We are still feeling weak from the ickies earlier in the week. That was a nasty, ugly, miserable virus. I'm so grateful to not have to rush back to work while I'm still weak and risk exposing others. From that... and from all the other things that I've been through in the last few years, my body needed a rest. I think back to the fact that I went from death's door to a psych ward to a situation where I had to be well enough - physically and emotionally - to get a job, find a place to live, resettle a very unsettled teenager in the space of literally two weeks... I can't even imagine how anyone could survive those circumstances! And then to be hit with a laundry list of physical ailments over the past four years that individually would have been a heavy load to bear but the sum of them... absolutely exhausted me. On the days that I sit here and just rest... I don't feel entitled but I do feel like it makes perfect sense.
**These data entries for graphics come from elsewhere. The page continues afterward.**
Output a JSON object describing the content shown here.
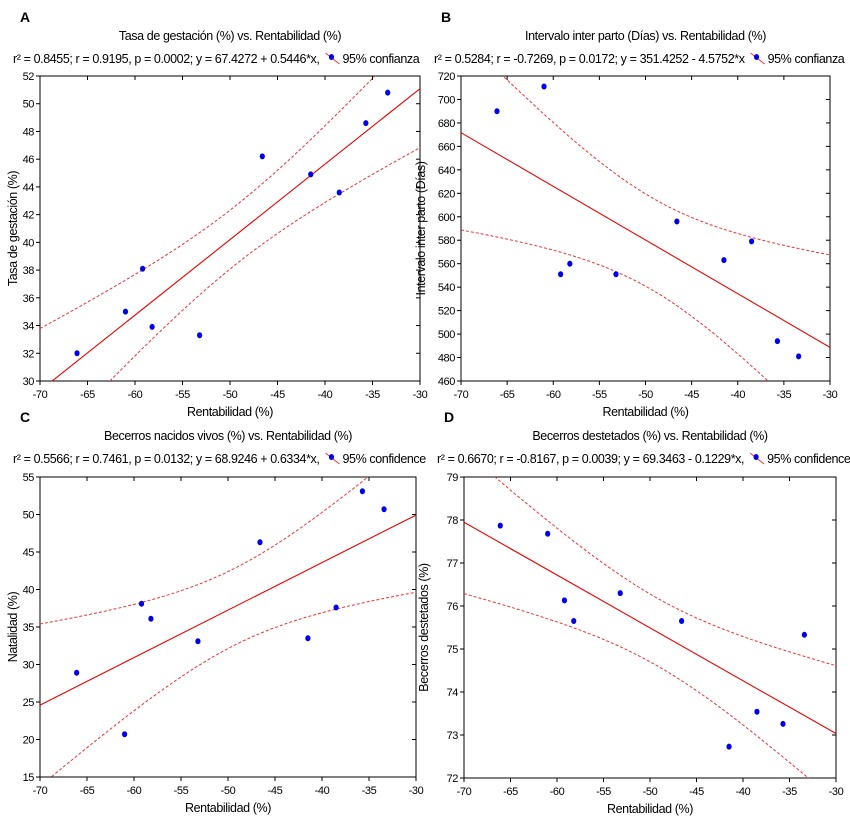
{
  "chart_data": [
    {
      "type": "scatter",
      "panel_label": "A",
      "title": "Tasa de gestación (%) vs. Rentabilidad (%)",
      "stats": "r² = 0.8455; r = 0.9195, p = 0.0002;  y = 67.4272 + 0.5446*x,",
      "legend": "95% confianza",
      "xlabel": "Rentabilidad (%)",
      "ylabel": "Tasa de gestación (%)",
      "xlim": [
        -70,
        -30
      ],
      "xstep": 5,
      "ylim": [
        30,
        52
      ],
      "ystep": 2,
      "fit": {
        "intercept": 67.4272,
        "slope": 0.5446
      },
      "x": [
        -66.1,
        -61.0,
        -59.2,
        -58.2,
        -53.2,
        -46.6,
        -41.5,
        -38.5,
        -35.7,
        -33.4
      ],
      "y": [
        32.0,
        35.0,
        38.1,
        33.9,
        33.3,
        46.2,
        44.9,
        43.6,
        48.6,
        50.8
      ]
    },
    {
      "type": "scatter",
      "panel_label": "B",
      "title": "Intervalo inter parto (Días) vs. Rentabilidad (%)",
      "stats": "r² = 0.5284;  r = -0.7269, p = 0.0172;  y = 351.4252 - 4.5752*x",
      "legend": "95% confianza",
      "xlabel": "Rentabilidad (%)",
      "ylabel": "Intervalo inter parto (Días)",
      "xlim": [
        -70,
        -30
      ],
      "xstep": 5,
      "ylim": [
        460,
        720
      ],
      "ystep": 20,
      "fit": {
        "intercept": 351.4252,
        "slope": -4.5752
      },
      "x": [
        -66.1,
        -61.0,
        -59.2,
        -58.2,
        -53.2,
        -46.6,
        -41.5,
        -38.5,
        -35.7,
        -33.4
      ],
      "y": [
        690,
        711,
        551,
        560,
        551,
        596,
        563,
        579,
        494,
        481
      ]
    },
    {
      "type": "scatter",
      "panel_label": "C",
      "title": "Becerros nacidos vivos (%) vs. Rentabilidad (%)",
      "stats": "r² = 0.5566;  r = 0.7461, p = 0.0132;  y = 68.9246 + 0.6334*x,",
      "legend": "95% confidence",
      "xlabel": "Rentabilidad (%)",
      "ylabel": "Natalidad (%)",
      "xlim": [
        -70,
        -30
      ],
      "xstep": 5,
      "ylim": [
        15,
        55
      ],
      "ystep": 5,
      "fit": {
        "intercept": 68.9246,
        "slope": 0.6334
      },
      "x": [
        -66.1,
        -61.0,
        -59.2,
        -58.2,
        -53.2,
        -46.6,
        -41.5,
        -38.5,
        -35.7,
        -33.4
      ],
      "y": [
        28.9,
        20.7,
        38.1,
        36.1,
        33.1,
        46.3,
        33.5,
        37.6,
        53.1,
        50.7
      ]
    },
    {
      "type": "scatter",
      "panel_label": "D",
      "title": "Becerros destetados (%) vs. Rentabilidad (%)",
      "stats": "r² = 0.6670;  r = -0.8167, p = 0.0039;  y = 69.3463 - 0.1229*x,",
      "legend": "95% confidence",
      "xlabel": "Rentabilidad (%)",
      "ylabel": "Becerros destetados (%)",
      "xlim": [
        -70,
        -30
      ],
      "xstep": 5,
      "ylim": [
        72,
        79
      ],
      "ystep": 1,
      "fit": {
        "intercept": 69.3463,
        "slope": -0.1229
      },
      "x": [
        -66.1,
        -61.0,
        -59.2,
        -58.2,
        -53.2,
        -46.6,
        -41.5,
        -38.5,
        -35.7,
        -33.4
      ],
      "y": [
        77.87,
        77.68,
        76.13,
        75.65,
        76.3,
        75.65,
        72.73,
        73.54,
        73.26,
        75.33
      ]
    }
  ],
  "colors": {
    "points": "#0000ee",
    "fit_line": "#ee0000",
    "confidence": "#ee3333",
    "axes": "#000000"
  }
}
I was perfectly happy to continue to work for as long as I could work. I loved the interaction with my customers, I loved making a difference but I also know that God's timing is perfect and that His hands are not tied by our earthly whims. I know that I am where I was meant to be for such a time as this and I am grateful that no weapon formed against me was able to prosper. Throughout the story of my life, time and time again, He has proven to me that what man means for my harm, God uses for my good. I'm so grateful to be *that girl*. I also know that whatever He has for me next, whether it's full time work, or part time work or... whatever... I know that it will be accomplished in His time.
This sounds more like a Thankful Thursday post than a Friday ... but that's what's on my heart today. Praying that you feel loved, blessed, chosen, called, favored, peaceful... in your own way as well. Love and hugs!